La fragmentation de la Belgique, ses différents pouvoirs et l’absence de politique de développement commune seraient de très gros freins au développement de villes intelligentes et connectées. 

Parmi les villes les plus smart de Belgique, Gand, Anvers et Bruxelles seraient les villes les plus actives du pays. « Il y a d’importantes initiatives dans plusieurs villes de Belgique qui utilisent les technologies smart pour atteindre leurs objectifs » explique le Dr Pieter Ballon, spécialiste des Smart cities. Courtrai a par exemple mis en place une politique de smart city travaillant sur des projets liés au parking et à la circulation, grâce à l’open data et à l’utilisation de technologies de caméra. Il s’agit d’une ville très active en ce qui concerne les développements smart, nous explique le Dr. Pieter Ballon. « Certaines villes ont commencé à être innovantes, mais on ne peut pas donner en exemple une ville adoptant les meilleures pratiques ». Chaque ville doit à ce titre résoudre certains problèmes qui lui sont propres. L’objectif est de diminuer la pollution de l’air, des accidents de voiture, ce sont là les véritables indicateurs. Pour l’instant, il estime qu’aucune ville n’y est vraiment arrivée.

Des stratégies de Smart Régions

Si l’on en croit le baromètre Wallon du Smart City Institute, publié en septembre 2019, l’accessibilité, la mobilité et le transport semblent être au coeur des préoccupations des smart cities wallonnes. Les communes wallonnes suivant les axes de la stratégie Smart Region Digital Wallonia développent des projets en collaboration avec des entreprises implantées en Belgique, des experts chargés de développer les projets smart city. Par ailleurs, 62,5% des communes wallonnes « se sont initiées à une démarche Smart City entre 2007 et 2019 ». Dans la pratique, la plupart des idées ont toutefois beaucoup de mal à se concrétiser. 

Du côté flamand, le projet Smart Flanders, lancé en 2017, met l’accent sur l’innovation et l’open data.
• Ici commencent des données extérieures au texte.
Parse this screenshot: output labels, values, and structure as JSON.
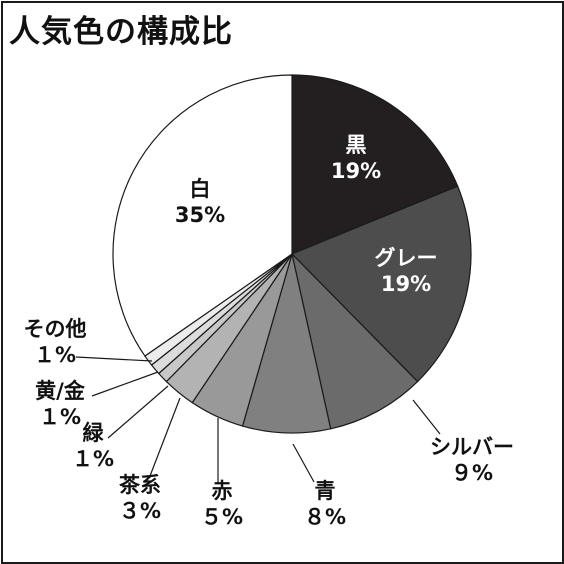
{
  "chart_data": {
    "type": "pie",
    "title": "人気色の構成比",
    "slices": [
      {
        "name": "黒",
        "value": 19,
        "pct_label": "19%",
        "color": "#231f20",
        "text_color": "#ffffff"
      },
      {
        "name": "グレー",
        "value": 19,
        "pct_label": "19%",
        "color": "#4d4d4d",
        "text_color": "#ffffff"
      },
      {
        "name": "シルバー",
        "value": 9,
        "pct_label": "９%",
        "color": "#6b6b6b",
        "text_color": "#111111"
      },
      {
        "name": "青",
        "value": 8,
        "pct_label": "８%",
        "color": "#808080",
        "text_color": "#111111"
      },
      {
        "name": "赤",
        "value": 5,
        "pct_label": "５%",
        "color": "#999999",
        "text_color": "#111111"
      },
      {
        "name": "茶系",
        "value": 3,
        "pct_label": "３%",
        "color": "#b3b3b3",
        "text_color": "#111111"
      },
      {
        "name": "緑",
        "value": 1,
        "pct_label": "１%",
        "color": "#c8c8c8",
        "text_color": "#111111"
      },
      {
        "name": "黄/金",
        "value": 1,
        "pct_label": "１%",
        "color": "#dcdcdc",
        "text_color": "#111111"
      },
      {
        "name": "その他",
        "value": 1,
        "pct_label": "１%",
        "color": "#ececec",
        "text_color": "#111111"
      },
      {
        "name": "白",
        "value": 35,
        "pct_label": "35%",
        "color": "#ffffff",
        "text_color": "#111111"
      }
    ]
  }
}
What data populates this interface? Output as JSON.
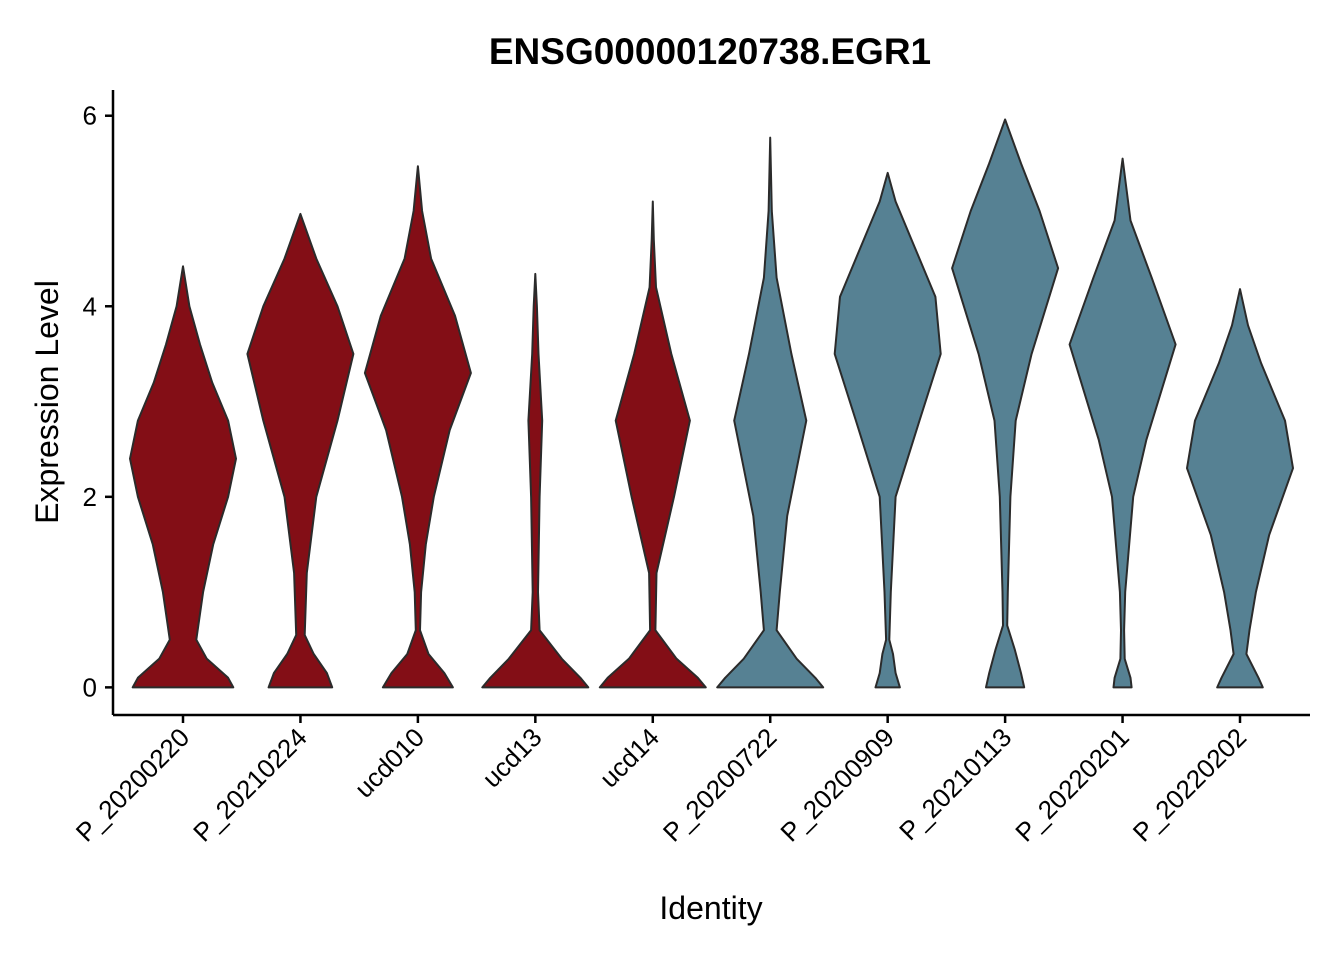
{
  "chart_data": {
    "type": "violin",
    "title": "ENSG00000120738.EGR1",
    "xlabel": "Identity",
    "ylabel": "Expression Level",
    "categories": [
      "P_20200220",
      "P_20210224",
      "ucd010",
      "ucd13",
      "ucd14",
      "P_20200722",
      "P_20200909",
      "P_20210113",
      "P_20220201",
      "P_20220202"
    ],
    "colors": [
      "#830E16",
      "#830E16",
      "#830E16",
      "#830E16",
      "#830E16",
      "#568193",
      "#568193",
      "#568193",
      "#568193",
      "#568193"
    ],
    "violins": [
      {
        "y": [
          0,
          0.1,
          0.3,
          0.5,
          1.0,
          1.5,
          2.0,
          2.4,
          2.8,
          3.2,
          3.6,
          4.0,
          4.42
        ],
        "width": [
          0.95,
          0.85,
          0.45,
          0.25,
          0.38,
          0.57,
          0.85,
          1.0,
          0.85,
          0.55,
          0.32,
          0.12,
          0
        ]
      },
      {
        "y": [
          0,
          0.15,
          0.35,
          0.55,
          1.2,
          2.0,
          2.8,
          3.5,
          4.0,
          4.5,
          4.97
        ],
        "width": [
          0.6,
          0.5,
          0.25,
          0.08,
          0.12,
          0.3,
          0.7,
          1.0,
          0.7,
          0.3,
          0
        ]
      },
      {
        "y": [
          0,
          0.15,
          0.35,
          0.6,
          1.0,
          1.5,
          2.0,
          2.7,
          3.3,
          3.9,
          4.5,
          5.0,
          5.47
        ],
        "width": [
          0.66,
          0.5,
          0.2,
          0.04,
          0.06,
          0.15,
          0.3,
          0.6,
          1.0,
          0.7,
          0.25,
          0.08,
          0
        ]
      },
      {
        "y": [
          0,
          0.1,
          0.3,
          0.6,
          1.0,
          2.0,
          2.8,
          3.5,
          4.0,
          4.34
        ],
        "width": [
          1.0,
          0.85,
          0.5,
          0.08,
          0.05,
          0.08,
          0.13,
          0.06,
          0.03,
          0
        ]
      },
      {
        "y": [
          0,
          0.1,
          0.3,
          0.6,
          1.2,
          2.0,
          2.8,
          3.5,
          4.2,
          4.7,
          5.1
        ],
        "width": [
          1.0,
          0.85,
          0.45,
          0.05,
          0.07,
          0.4,
          0.7,
          0.35,
          0.06,
          0.02,
          0
        ]
      },
      {
        "y": [
          0,
          0.1,
          0.3,
          0.6,
          1.0,
          1.8,
          2.8,
          3.5,
          4.3,
          5.0,
          5.77
        ],
        "width": [
          1.0,
          0.85,
          0.5,
          0.12,
          0.18,
          0.32,
          0.68,
          0.4,
          0.12,
          0.03,
          0
        ]
      },
      {
        "y": [
          0,
          0.15,
          0.35,
          0.5,
          1.0,
          2.0,
          2.8,
          3.5,
          4.1,
          4.7,
          5.1,
          5.4
        ],
        "width": [
          0.23,
          0.15,
          0.1,
          0.03,
          0.06,
          0.15,
          0.6,
          1.0,
          0.9,
          0.45,
          0.15,
          0
        ]
      },
      {
        "y": [
          0,
          0.15,
          0.4,
          0.65,
          1.0,
          2.0,
          2.8,
          3.5,
          4.4,
          5.0,
          5.5,
          5.96
        ],
        "width": [
          0.36,
          0.3,
          0.18,
          0.04,
          0.05,
          0.1,
          0.2,
          0.5,
          1.0,
          0.65,
          0.3,
          0
        ]
      },
      {
        "y": [
          0,
          0.1,
          0.3,
          0.6,
          1.0,
          2.0,
          2.6,
          3.6,
          4.3,
          4.9,
          5.55
        ],
        "width": [
          0.17,
          0.15,
          0.04,
          0.03,
          0.05,
          0.2,
          0.45,
          1.0,
          0.55,
          0.15,
          0
        ]
      },
      {
        "y": [
          0,
          0.1,
          0.35,
          0.6,
          1.0,
          1.6,
          2.3,
          2.8,
          3.4,
          3.8,
          4.18
        ],
        "width": [
          0.43,
          0.35,
          0.12,
          0.18,
          0.3,
          0.55,
          1.0,
          0.85,
          0.4,
          0.15,
          0
        ]
      }
    ],
    "ylim": [
      -0.29,
      6.27
    ],
    "yticks": [
      0,
      2,
      4,
      6
    ],
    "grid": false
  }
}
Son champ d’action regroupe 13 villes flamandes et son objectif est « d’amener les applications des TIC et l’IoT- connectant ainsi les objets entre eux et les individus sur Internet- au sein d’un réseau de gestion de données sécurisé: c’est de ça qu’il est question avec les smart cities »En collaboration avec l’Institut de microélectronique et composants (imec), le programme s’articule autour de quatre axes:  smart architecture, smart environment, smart mobility et smart people.

Plusieurs projets sont en cours pour chaque catégorie, comme la gestion intelligente de l’eau et de sa qualité ou la cartographie de la qualité de l’air. C’est grâce aux données récoltées qu’il sera par exemple possible de développer des solutions intelligentes pour améliorer la qualité de l’air, il s’agit du projet Bel-Air.

Anvers souhaite s’ériger en pionnière dans ce domaine voire en laboratoire de smart city, avec un programme de City of Things (CoT). Divisé en quatre points: CoT pour les citoyens, pour les entreprises, pour les gouvernements et pour les chercheurs. 

Un développement ralenti par la fragmentation du pays

Malgré les projets et efforts de la part de plusieurs côtés, il existe un fossé entre l’innovation et la réalité. Il y a une volonté d’automatiser l’administration belge ainsi qu’une mise en place de plateformes, comme l’e-health ou encore le système informatique de la sécurité sociale belge qui a d’ailleurs récemment reçu un prix internationalToutefois, il n’est pas rare de devoir encore utiliser des méthodes obsolètes, comme le fait de coller des vignettes sur une attestation de soin et d’envoyer le tout par la poste afin de se faire rembourser des frais de santé.

Comme nous le confirme le Prof. Pieter Ballon, « il y a un fossé énorme entre l’innovation, l’organisation et l’implémentation de projets en Belgique.» Le professeur invoque la manière conservatrice et statique dont est organisé le pays comme motif principal. « La Belgique a une tradition de fragmentation avec différents niveaux, différentes zones qui ne se parlent pas. C’est pour cela qu’on ne progresse pas aussi vite que d’autres pays de l’Union européenne et c’est le principal problème malgré une grande volonté d’innover de la part des universités, entreprises, startups et mouvements citoyens. » Pour qu’un projet de smart city fonctionne, il faut qu’une certaine transversalité s’installe. La fragmentation de la Belgique, ses différents pouvoirs et l’absence de politique de développement commune seraient à ce titre de très gros freins au développement de villes intelligentes et connectées. 

Pour autant, il ne faut pas trop s’inquiéter non plus. Selon l’Indice relatif à l’économie et à la société numériques (DESI) de la Commission européenne, la Belgique se situerait en 9ème position du classement européen dans le numérique. Si elle est à la traîne face aux leaders, elle resterait dans le peloton de tête.